The short version is that the decomposed forms of U+0958 and similar
letters were the preferred representations by experts at the time,
presumably because ISCII also encoded them using a combining nukta.

To understand the decisions, a bit more background may help. The goal for NFC was not e.g. to save memory by using composite characters. The main goal was to match data in the wild.

This is documented in the first proposal for what later became labeled NFC, in https://datatracker.ietf.org/doc/html/draft-duerst-i18n-norm-00. The relevant paragraph reads:

>>>>
   A key design goal of the algorithm was and is that for most identi-
   fiers in current use, applying the algorithm results in the identity
   transform (i.e. the identifier is already normalized). This allows to
   continue to use existing identifiers and to start to use internation-
   alized identifiers in new settings even without all the details of
   the normalization algorithm having been agreed upon.
>>>>

For Devanagari, that meant favoring the decomposed variants, according to the experts. This was done by creating the concept of composition exclusions.

Regards,   Martin.



Am Do., 1. Mai 2025 um 06:37 Uhr schrieb Neha Gupta via Unicode <
[email protected]>:

Dear All,

I have a question regarding Unicode normalization, specifically in the
context of Indian languages and the Devanagari script. In the Unicode
Devanagari block, characters such as U+0958 (क़), U+0915 (क), and U+093C (़)
were introduced in Unicode version 1. U+0958 (क़), known as DEVANAGARI
LETTER QA, visually and functionally represents the combination of U+0915
(क) and the NUKTA sign U+093C (़).

According to Unicode Normalization Form C (NFC), normalization involves
first fully decomposing a string , and then recomposing it, except in cases
where canonical composition is blocked or the composition is explicitly
excluded in the Unicode Character Database. In this context, U+0958 is
listed as a script-specific composition exclusion, meaning the sequence
<U+0915, U+093C> is not normalized (i.e., recomposed) into U+0958.

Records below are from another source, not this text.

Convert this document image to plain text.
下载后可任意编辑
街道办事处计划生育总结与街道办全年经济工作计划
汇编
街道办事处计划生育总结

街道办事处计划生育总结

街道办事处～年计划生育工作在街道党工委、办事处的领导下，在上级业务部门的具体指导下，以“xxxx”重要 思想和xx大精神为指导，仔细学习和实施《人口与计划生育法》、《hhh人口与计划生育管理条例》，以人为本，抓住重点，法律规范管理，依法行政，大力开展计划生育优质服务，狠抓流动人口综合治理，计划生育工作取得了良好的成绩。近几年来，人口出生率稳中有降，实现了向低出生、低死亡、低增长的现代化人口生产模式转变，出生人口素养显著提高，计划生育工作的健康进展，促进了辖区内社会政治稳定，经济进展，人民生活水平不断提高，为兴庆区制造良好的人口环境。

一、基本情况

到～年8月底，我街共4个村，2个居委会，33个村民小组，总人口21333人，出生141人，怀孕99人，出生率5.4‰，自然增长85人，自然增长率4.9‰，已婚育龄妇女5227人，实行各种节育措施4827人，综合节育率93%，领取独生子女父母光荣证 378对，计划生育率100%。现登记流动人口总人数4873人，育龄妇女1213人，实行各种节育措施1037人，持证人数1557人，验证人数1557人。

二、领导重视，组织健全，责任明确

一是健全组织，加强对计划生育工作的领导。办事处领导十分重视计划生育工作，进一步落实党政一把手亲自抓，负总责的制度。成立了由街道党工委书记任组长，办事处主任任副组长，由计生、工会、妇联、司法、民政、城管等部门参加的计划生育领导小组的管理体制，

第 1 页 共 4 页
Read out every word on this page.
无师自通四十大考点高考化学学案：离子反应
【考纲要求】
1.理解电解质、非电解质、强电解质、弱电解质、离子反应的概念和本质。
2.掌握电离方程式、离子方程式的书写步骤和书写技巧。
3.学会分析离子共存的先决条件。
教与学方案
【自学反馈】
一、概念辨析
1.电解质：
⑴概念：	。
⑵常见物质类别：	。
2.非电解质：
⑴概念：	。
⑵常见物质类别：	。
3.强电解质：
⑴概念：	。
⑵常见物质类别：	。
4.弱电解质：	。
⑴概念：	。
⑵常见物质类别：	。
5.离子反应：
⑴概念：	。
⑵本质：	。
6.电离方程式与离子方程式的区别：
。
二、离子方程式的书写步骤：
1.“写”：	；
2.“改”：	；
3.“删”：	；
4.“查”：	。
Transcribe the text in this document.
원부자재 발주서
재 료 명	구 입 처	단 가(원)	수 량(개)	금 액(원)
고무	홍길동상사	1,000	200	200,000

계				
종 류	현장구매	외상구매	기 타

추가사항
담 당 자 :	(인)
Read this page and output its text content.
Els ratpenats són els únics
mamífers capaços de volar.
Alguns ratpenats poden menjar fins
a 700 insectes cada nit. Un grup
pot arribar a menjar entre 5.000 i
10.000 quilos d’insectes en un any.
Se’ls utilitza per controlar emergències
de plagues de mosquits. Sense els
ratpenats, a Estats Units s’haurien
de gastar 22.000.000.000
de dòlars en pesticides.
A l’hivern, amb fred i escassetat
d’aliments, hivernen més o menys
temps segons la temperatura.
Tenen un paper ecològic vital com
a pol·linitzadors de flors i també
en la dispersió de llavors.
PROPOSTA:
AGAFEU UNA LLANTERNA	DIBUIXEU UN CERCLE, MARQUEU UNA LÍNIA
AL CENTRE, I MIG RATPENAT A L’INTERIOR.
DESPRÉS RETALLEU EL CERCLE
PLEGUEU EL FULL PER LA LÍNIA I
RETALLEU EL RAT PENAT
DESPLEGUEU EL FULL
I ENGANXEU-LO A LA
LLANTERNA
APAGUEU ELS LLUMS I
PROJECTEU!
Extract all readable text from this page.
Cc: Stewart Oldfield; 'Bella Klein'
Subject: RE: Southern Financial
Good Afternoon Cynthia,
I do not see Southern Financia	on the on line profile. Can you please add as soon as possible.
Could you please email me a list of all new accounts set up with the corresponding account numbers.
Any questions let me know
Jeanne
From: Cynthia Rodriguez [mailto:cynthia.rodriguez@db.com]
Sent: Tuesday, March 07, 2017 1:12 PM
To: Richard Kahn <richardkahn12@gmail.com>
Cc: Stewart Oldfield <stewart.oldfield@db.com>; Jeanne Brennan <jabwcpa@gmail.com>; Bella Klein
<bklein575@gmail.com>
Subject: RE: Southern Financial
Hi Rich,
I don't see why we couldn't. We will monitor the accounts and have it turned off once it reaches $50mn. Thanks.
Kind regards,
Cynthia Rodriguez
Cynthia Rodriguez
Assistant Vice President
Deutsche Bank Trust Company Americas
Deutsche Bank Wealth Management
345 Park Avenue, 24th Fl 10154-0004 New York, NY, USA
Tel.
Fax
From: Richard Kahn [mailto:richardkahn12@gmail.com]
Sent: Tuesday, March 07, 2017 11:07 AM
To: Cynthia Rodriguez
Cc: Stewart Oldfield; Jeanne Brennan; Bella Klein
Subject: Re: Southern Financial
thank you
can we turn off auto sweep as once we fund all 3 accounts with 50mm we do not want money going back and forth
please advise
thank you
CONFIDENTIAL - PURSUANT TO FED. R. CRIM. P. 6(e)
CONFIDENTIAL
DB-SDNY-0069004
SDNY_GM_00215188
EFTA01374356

I understand that some characters are deliberately excluded from canonical
composition to preserve distinctions important in specific scripts or
historical encoding practices. However, in this case, my confusion arises
from the fact that U+0958 was introduced in Unicode version 1, along with
its decomposable components. Given that it predates the formalization of
many normalization rules, and that the canonical equivalence between
<U+0915, U+093C> and U+0958 appears linguistically justified, I am curious
about the rationale behind its exclusion from composition.

Could you please help clarify why U+0958 is treated as a composition
exclusion despite its early inclusion?